Ausserdem sind Männer, auch ich, was Krankheit betrifft, recht dumm. Wir kämpfen lioeber bis zum Umfallen, ales uns etwas anmerken zu lassen, geschweige denn zu einem Arzt zu gehn, das ist bei Männern so.
Aber, je länger er es hinausuzögert, um so schlimmer wird es. Es gibt heutzutage sehr viele Möglichkeiten, eine Depri zu behandeln, und niemand muss sich schämen.
Vielleicht versuchst du es einmal auf ihn einzuwirken, wenn du an seine Verantwortung, dir und den Kindern gegenüber appellierst. Bei mir hat das ein Stück weit geholfen...........
Auch vielleicht, indem du die Balance findest, auf ihn einzugehen, versuchen ihn zu verstehen,
ihm aber auf der anderen Seite auch klar machst, dass Er etwas tun muss.

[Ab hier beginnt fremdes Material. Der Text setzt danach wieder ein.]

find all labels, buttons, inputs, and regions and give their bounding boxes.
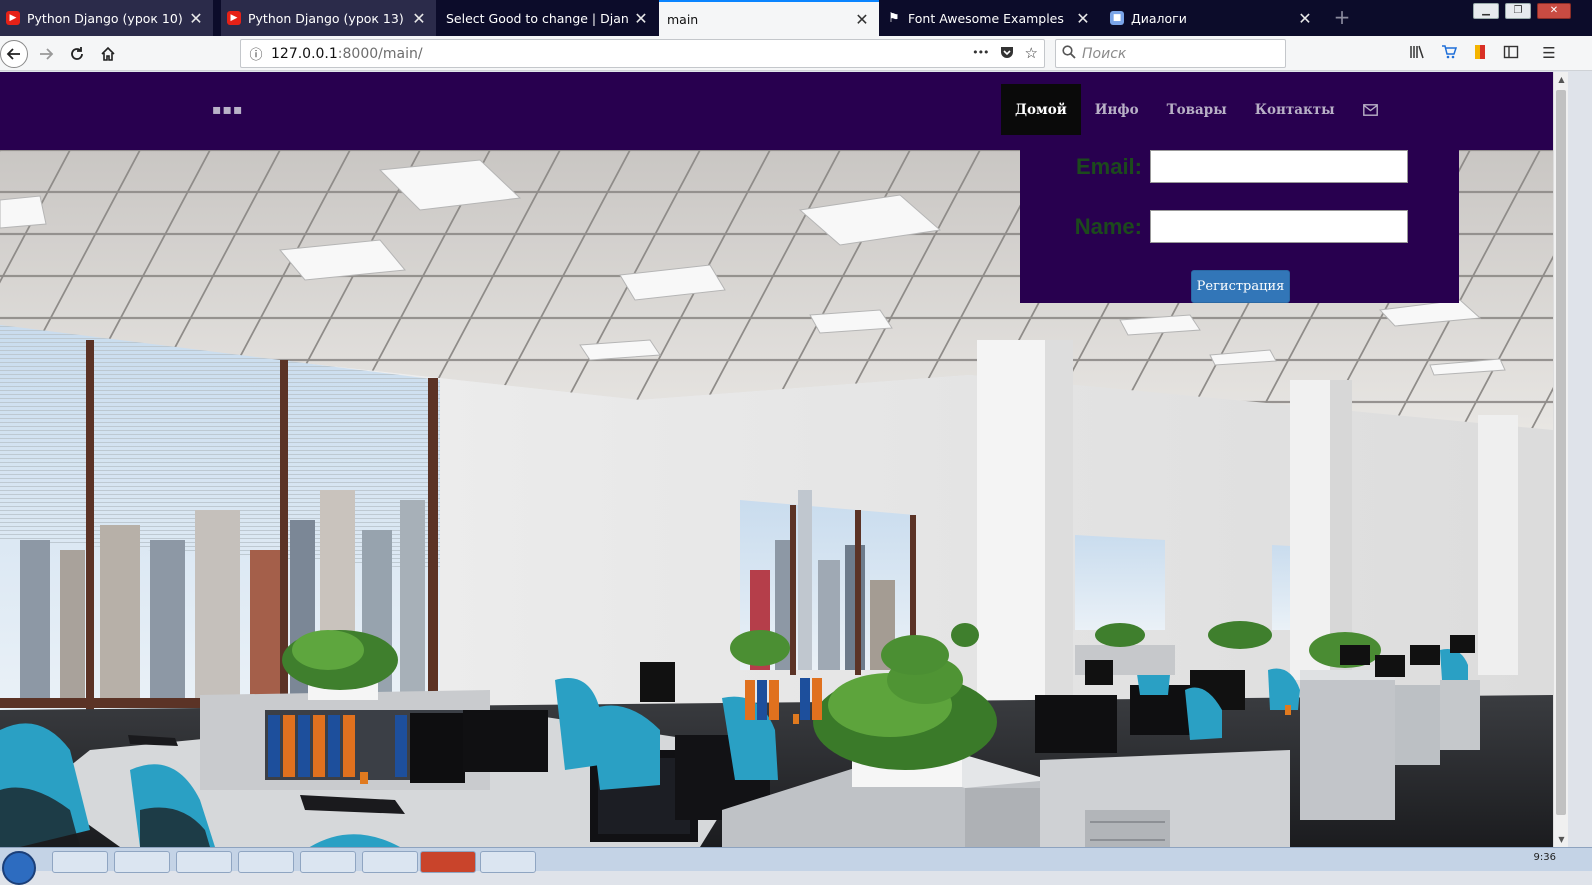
tab-dialogs[interactable]: ■ Диалоги ✕ [1104, 0, 1322, 36]
site-logo[interactable]: ▪▪▪ [212, 102, 243, 118]
forward-button[interactable] [32, 40, 60, 67]
sidebar-icon[interactable] [1500, 44, 1522, 64]
new-tab-button[interactable]: + [1330, 6, 1354, 30]
page-viewport: ▪▪▪ Домой Инфо Товары Контакты Email: Na… [0, 72, 1553, 847]
close-window-button[interactable]: ✕ [1537, 3, 1571, 19]
os-taskbar: 9:36 [0, 847, 1592, 885]
url-host: 127.0.0.1 [271, 45, 338, 62]
nav-products[interactable]: Товары [1153, 84, 1241, 135]
name-label: Name: [1074, 214, 1142, 239]
tab-title: Select Good to change | Django site [446, 10, 628, 26]
email-label: Email: [1075, 154, 1142, 179]
taskbar-app-icon[interactable] [362, 851, 418, 873]
tab-close-icon[interactable]: ✕ [189, 9, 203, 28]
tab-title: Диалоги [1131, 10, 1187, 26]
taskbar-app-icon[interactable] [238, 851, 294, 873]
search-bar[interactable]: Поиск [1055, 39, 1286, 68]
tab-close-icon[interactable]: ✕ [1076, 9, 1090, 28]
nav-info[interactable]: Инфо [1081, 84, 1153, 135]
clock: 9:36 [1533, 852, 1556, 863]
scroll-up-icon[interactable]: ▲ [1554, 72, 1569, 87]
scroll-down-icon[interactable]: ▼ [1554, 832, 1569, 847]
tab-title: main [667, 11, 699, 27]
reload-icon [71, 46, 83, 60]
taskbar-chrome-icon[interactable] [114, 851, 170, 873]
forward-arrow-icon [40, 47, 54, 60]
tab-font-awesome[interactable]: ⚑ Font Awesome Examples ✕ [881, 0, 1100, 36]
name-field[interactable] [1150, 210, 1408, 243]
tab-main[interactable]: main ✕ [659, 0, 879, 36]
tab-close-icon[interactable]: ✕ [1298, 9, 1312, 28]
tab-close-icon[interactable]: ✕ [412, 9, 426, 28]
flag-icon: ⚑ [888, 10, 900, 26]
url-bar[interactable]: ⓘ 127.0.0.1:8000/main/ ••• ☆ [240, 39, 1045, 68]
registration-form: Email: Name: Регистрация [1020, 150, 1459, 303]
taskbar-app-icon[interactable] [300, 851, 356, 873]
page-scrollbar[interactable]: ▲ ▼ [1553, 72, 1568, 847]
restore-button[interactable]: ❐ [1505, 3, 1531, 19]
site-info-icon[interactable]: ⓘ [241, 44, 271, 63]
back-arrow-icon [6, 48, 20, 60]
bookmark-star-icon[interactable]: ☆ [1025, 44, 1038, 64]
back-button[interactable] [0, 40, 28, 68]
youtube-icon: ▶ [227, 11, 241, 25]
email-field[interactable] [1150, 150, 1408, 183]
page-actions-icon[interactable]: ••• [972, 44, 989, 64]
browser-navbar: ⓘ 127.0.0.1:8000/main/ ••• ☆ Поиск ☰ [0, 36, 1592, 71]
nav-contacts[interactable]: Контакты [1241, 84, 1349, 135]
minimize-button[interactable]: ▁ [1473, 3, 1499, 19]
url-path: :8000/main/ [337, 45, 423, 62]
tab-django-lesson-13[interactable]: ▶ Python Django (урок 13) - миг ✕ [221, 0, 436, 36]
taskbar-explorer-icon[interactable] [52, 851, 108, 873]
home-icon [101, 46, 115, 61]
home-button[interactable] [94, 40, 122, 67]
search-placeholder: Поиск [1082, 45, 1127, 62]
library-icon[interactable] [1406, 44, 1428, 64]
browser-tabstrip: ▶ Python Django (урок 10) - авто ✕ ▶ Pyt… [0, 0, 1592, 36]
tab-title: Python Django (урок 13) - миг [248, 10, 406, 26]
taskbar-app-icon[interactable] [176, 851, 232, 873]
tab-title: Font Awesome Examples [908, 10, 1064, 26]
youtube-icon: ▶ [6, 11, 20, 25]
site-header: ▪▪▪ Домой Инфо Товары Контакты [0, 72, 1553, 150]
tab-close-icon[interactable]: ✕ [634, 9, 648, 28]
taskbar-skype-icon[interactable] [480, 851, 536, 873]
tab-close-icon[interactable]: ✕ [855, 10, 869, 29]
start-button[interactable] [2, 851, 36, 885]
cart-icon[interactable] [1438, 44, 1460, 64]
register-button[interactable]: Регистрация [1191, 270, 1290, 303]
nav-home[interactable]: Домой [1001, 84, 1081, 135]
envelope-icon[interactable] [1349, 84, 1392, 135]
reload-button[interactable] [63, 40, 91, 67]
tab-django-admin[interactable]: Select Good to change | Django site ✕ [440, 0, 658, 36]
tab-title: Python Django (урок 10) - авто [27, 10, 183, 26]
tab-django-lesson-10[interactable]: ▶ Python Django (урок 10) - авто ✕ [0, 0, 213, 36]
scroll-thumb[interactable] [1556, 90, 1566, 815]
search-icon [1056, 44, 1082, 63]
bookmark-flag-icon[interactable] [1469, 44, 1491, 64]
menu-icon[interactable]: ☰ [1538, 44, 1560, 62]
site-nav: Домой Инфо Товары Контакты [1001, 84, 1392, 135]
taskbar-active-app-icon[interactable] [420, 851, 476, 873]
chat-icon: ■ [1110, 11, 1124, 25]
pocket-icon[interactable] [999, 44, 1015, 64]
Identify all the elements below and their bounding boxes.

Deine Kinder sind ja jetzt in einem Alter, wo sie nachfragen, was mit Papa los ist, und wie man mit der Situation am besten umgeht.
Ich wünsche dir viel Kraft, Geduld und Ausdauer,
liebe Grüsse,
bär
Hört sich sauschwer an, die Situation. Bei mir (männlich) hat es auch viele Jahre gedauert, bis ich begriffen habe, daß ich professionelle Hilfe brauche. Vielleicht braucht Dein Lebensgefährte mal etwas gutes und leicht Verständliches zu lesen über das Thema Depressionen? Etwas wo er sich wiederfindet und merkt daß er nicht allein mit dem Problem ist?